Assembleia Legislativa Regional

PSD pede demissão de Ana Paula Marques

PSD pede demissão de Ana Paula Marques

 

Lusa/AO online   Regional   21 de Set de 2010, 18:36

O PSD/Açores pediu esta terça-feira a demissão da secretária regional do Trabalho e Solidariedade Social, numa declaração política no parlamento em que considera que Ana Paula Marques “deixou de ter as condições exigidas aos detentores de cargos públicos”.
“A secretária regional do Trabalho e da Solidariedade Social deixou de ter as condições exigidas aos detentores de cargos públicos, portanto, deve demitir-se”, afirmou António Marinho, líder parlamentar do PSD/Açores.

Na sua intervenção perante o plenário, António Marinho considerou ainda que “o presidente do Governo Regional deixou de ter na sua Secretária Regional do Trabalho e da Solidariedade Social um membro do governo acima de qualquer suspeita e, portanto, deve demiti-la”.
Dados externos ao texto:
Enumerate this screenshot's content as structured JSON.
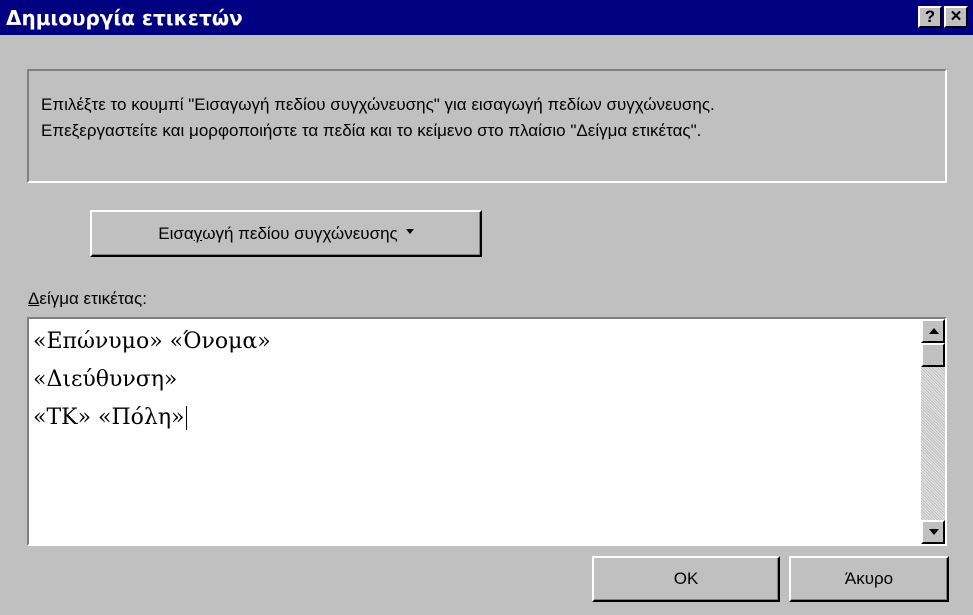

O pedido de demissão de Ana Paula Marques já tinha sido adiantado à Lusa por António Marinho na noite de segunda-feira, tendo origem na polémica relacionada com a bolsa de estudos que foi atribuída ao filho da secretária regional para a frequência de um curso de piloto de aviação civil.
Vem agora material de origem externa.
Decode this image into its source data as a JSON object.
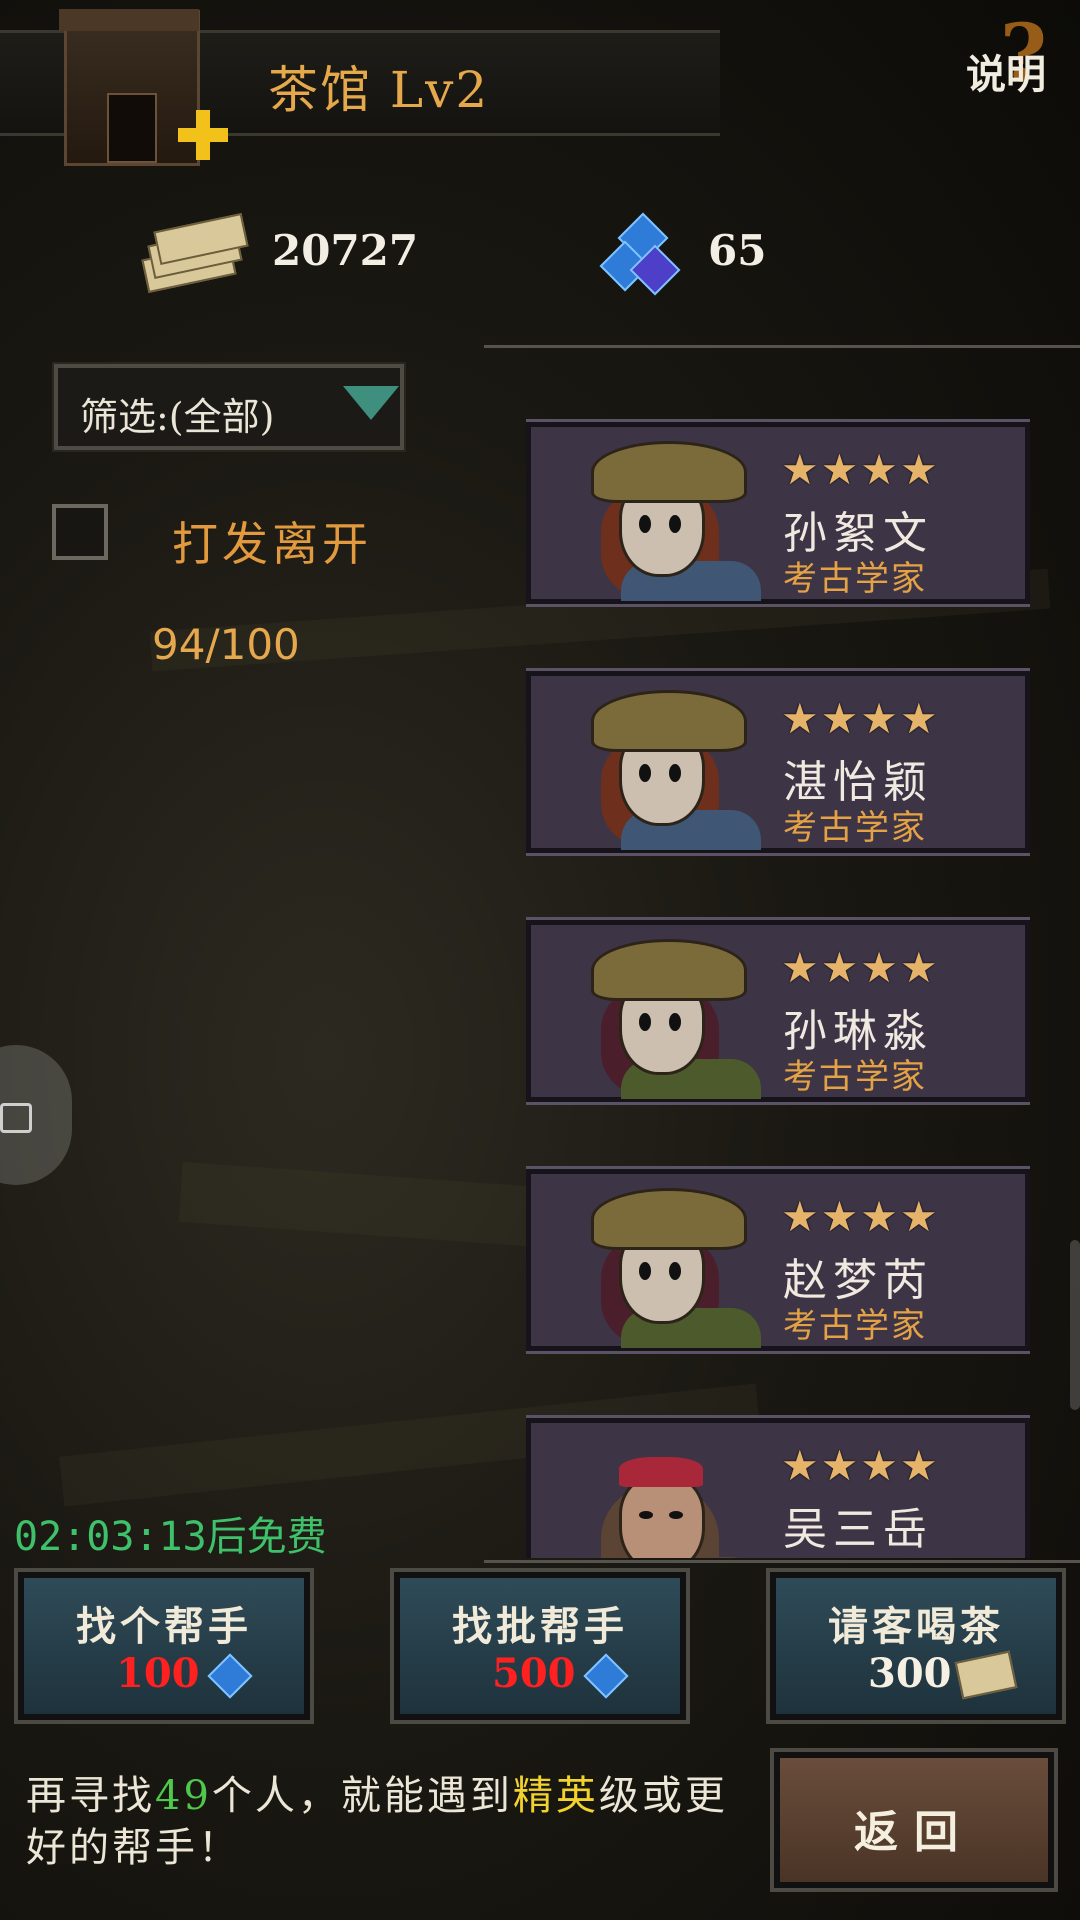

“Os filhos dos políticos não podem ser prejudicados em nada pelo simples facto de serem filhos de quem são, mas tão pouco podem ser beneficiados”, frisou António Marinho na declaração política que hoje proferiu, acrescentando que “o que está em causa é o facto de um membro do governo regional ter alterado a legislação em vigor, beneficiando directamente o seu filho, ou seja, beneficiando-se a si próprio”.

Para António Marinho, “não só se exigia (a Ana Paula Marques) que fosse séria, como teria que parecê-lo”.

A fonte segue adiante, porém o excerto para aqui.